This project is a collaborative effort to develop a machine learning model capable of predicting the likelihood of heart disease based on various health indicators. The project was undertaken as part of a year-long university course at the University of Essex and involved multiple stages of data preprocessing, exploratory data analysis, model building, and evaluation.
- Project Overview
- Dataset
- Exploratory Data Analysis (EDA)
- Data Preprocessing
- Model Development
- Model Evaluation
- Feature Selection
- Results
- Technologies Used
The dataset used in this project is a collection of medical data related to heart disease. It includes the following features:
- Age: The age of the patient.
- Sex: The gender of the patient (0 = female, 1 = male).
- Chest Pain Type: Type of chest pain experienced by the patient.
- Resting Blood Pressure: Resting blood pressure (in mm Hg).

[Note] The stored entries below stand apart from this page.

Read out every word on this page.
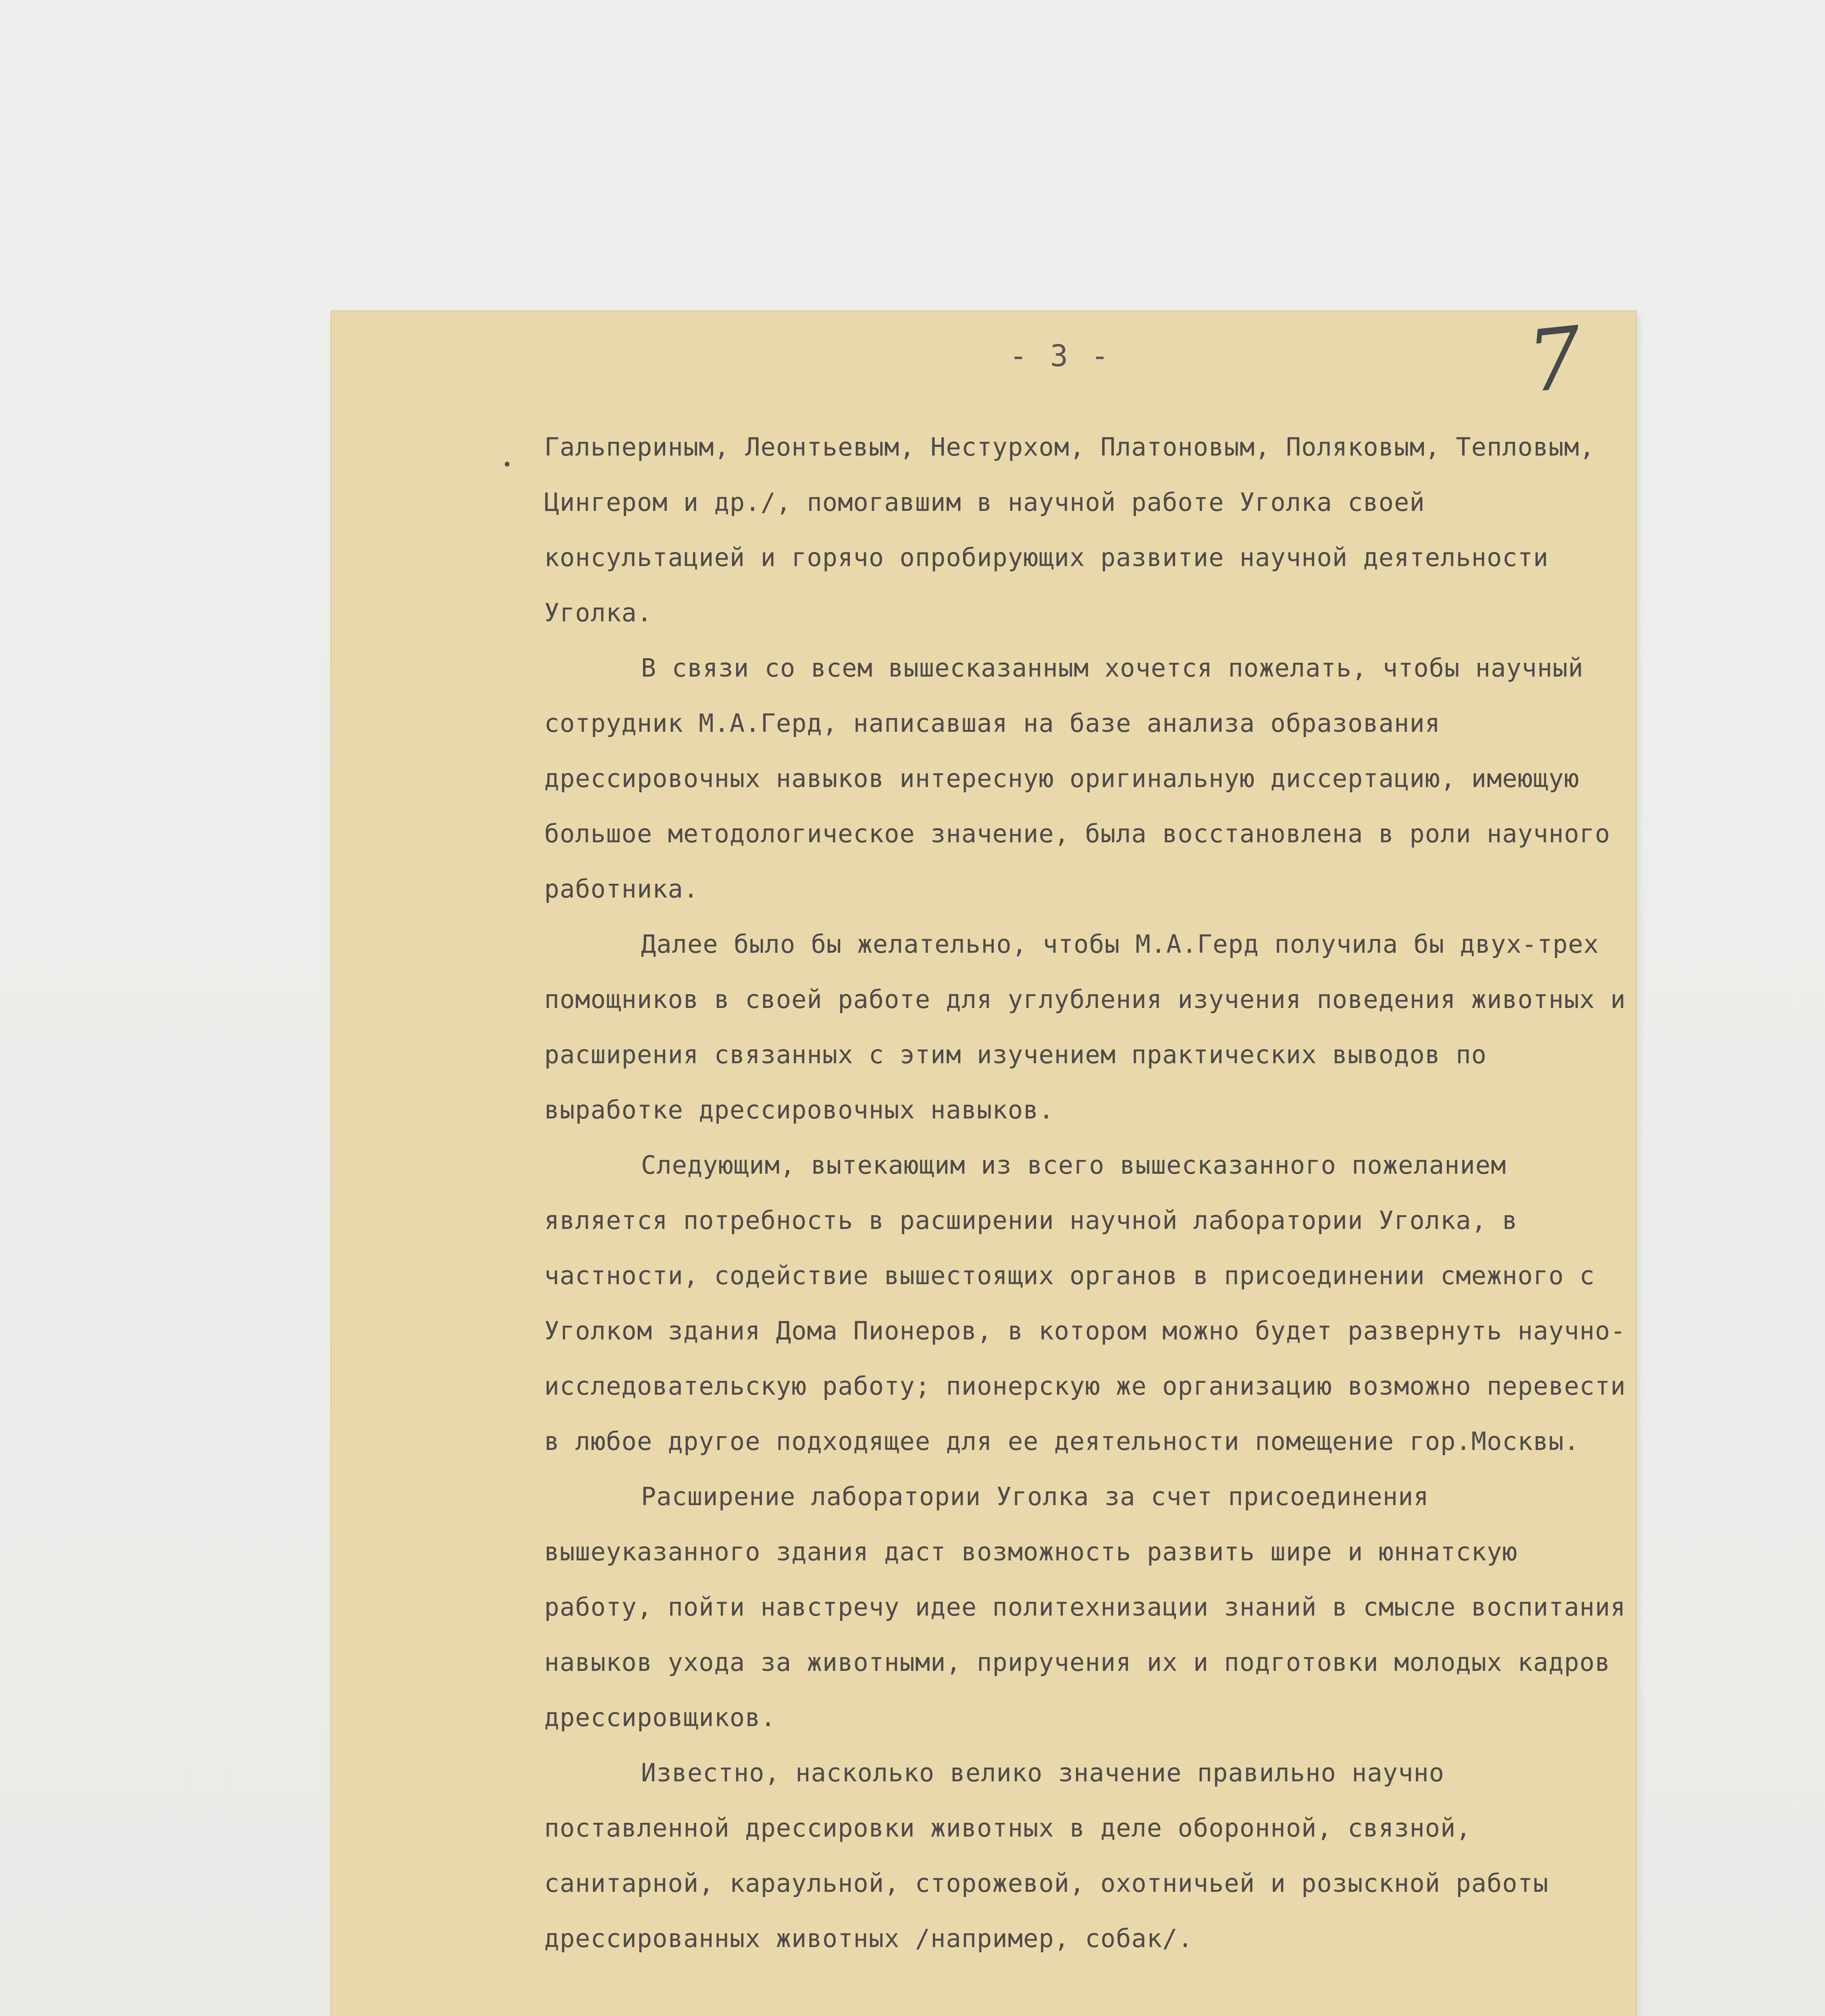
- 3 -	7

Гальпериным, Леонтьевым, Нестурхом, Платоновым, Поляковым, Тепловым, Цингером и др./, помогавшим в научной работе Уголка своей консультацией и горячо опробирующих развитие научной деятельности Уголка.

В связи со всем вышесказанным хочется пожелать, чтобы научный сотрудник М.А.Герд, написавшая на базе анализа образования дрессировочных навыков интересную оригинальную диссертацию, имеющую большое методологическое значение, была восстановлена в роли научного работника.

Далее было бы желательно, чтобы М.А.Герд получила бы двух-трех помощников в своей работе для углубления изучения поведения животных и расширения связанных с этим изучением практических выводов по выработке дрессировочных навыков.

Следующим, вытекающим из всего вышесказанного пожеланием является потребность в расширении научной лаборатории Уголка, в частности, содействие вышестоящих органов в присоединении смежного с Уголком здания Дома Пионеров, в котором можно будет развернуть научно-исследовательскую работу; пионерскую же организацию возможно перевести в любое другое подходящее для ее деятельности помещение гор.Москвы.

Расширение лаборатории Уголка за счет присоединения вышеуказанного здания даст возможность развить шире и юннатскую работу, пойти навстречу идее политехнизации знаний в смысле воспитания навыков ухода за животными, приручения их и подготовки молодых кадров дрессировщиков.

Известно, насколько велико значение правильно научно поставленной дрессировки животных в деле оборонной, связной, санитарной, караульной, сторожевой, охотничьей и розыскной работы дрессированных животных /например, собак/.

- Cholesterol: Serum cholesterol in mg/dl.
- Fasting Blood Sugar: Fasting blood sugar level (0 = <120 mg/dl, 1 = >120 mg/dl).
- Resting ECG: Resting electrocardiographic results.
- Max Heart Rate: Maximum heart rate achieved.
- Exercise Induced Angina: Exercise-induced angina (1 = yes, 0 = no).
- ST Depression: Depression induced by exercise relative to rest.
- ST Slope: The slope of the peak exercise ST segment.
- Number of Major Vessels: Number of major vessels colored by fluoroscopy.
- Thallium Stress Test: Results of a Thallium stress test.
- Condition: Diagnosis of heart disease (1 = presence, 0 = absence).
Exploratory Data Analysis was conducted to understand the distribution of data and the relationships between features. Key visualizations include:
- Condition Ratio: A pie chart showing the distribution of patients with and without heart disease.
- Sex Ratio: A pie chart depicting the gender distribution within the dataset.
- Risk Factors: Bar charts and distribution plots for key risk factors such as fasting blood sugar, resting blood pressure, cholesterol levels, and maximum heart rate.
The data preprocessing steps included:
- Renaming Columns: The original column names were renamed for clarity.
- Missing Values: The dataset was checked for missing values, and appropriate handling methods were applied.
- Encoding Categorical Variables: The target variable (Condition) was label-encoded to facilitate model training.
- Train-Test Split: The dataset was split into training (80%) and testing (20%) sets.
- Normalization: Features were normalized using
MinMaxScaler
to ensure that all values are within the same range.
Several machine learning models were developed and evaluated:
- Logistic Regression: A simple linear model used as a baseline.
- Random Forest Classifier: An ensemble method that uses multiple decision trees to improve prediction accuracy.
- Support Vector Machine (SVM): A model that finds the optimal hyperplane to separate data into different classes.
- XGBoost: A gradient boosting algorithm known for its performance in classification tasks.
Model performance was evaluated using several metrics:
- Accuracy: The percentage of correct predictions out of total predictions.
- Confusion Matrix: A matrix showing true positives, true negatives, false positives, and false negatives.
- Classification Report: A detailed report including precision, recall, F1-score, and support for each class.
Feature selection was performed using:
- RandomForestClassifier: Used to determine feature importance and select the most relevant features.
- SelectFromModel: A method used to reduce the feature set to only the most significant predictors, improving model efficiency and interpretability.
The following table summarizes the accuracy of different models before and after hyperparameter tuning:
Model | Accuracy Before Tuning (%) | Accuracy After Tuning (%) |
---|---|---|
Logistic Regression | 85.25 | 86.89 |
Random Forest Classifier | 81.97 | 86.89 |
Support Vector Machine | 85.25 | 88.52 |
XGBoost Classifier | 86.89 | 81.97 |
- Python: The programming language used for all aspects of the project.
- Pandas: For data manipulation and analysis.
- Scikit-learn: For implementing machine learning algorithms and preprocessing.
- XGBoost: For advanced model building.
- Matplotlib & Seaborn: For data visualization.
- Google Colab: For collaboration and cloud-based execution.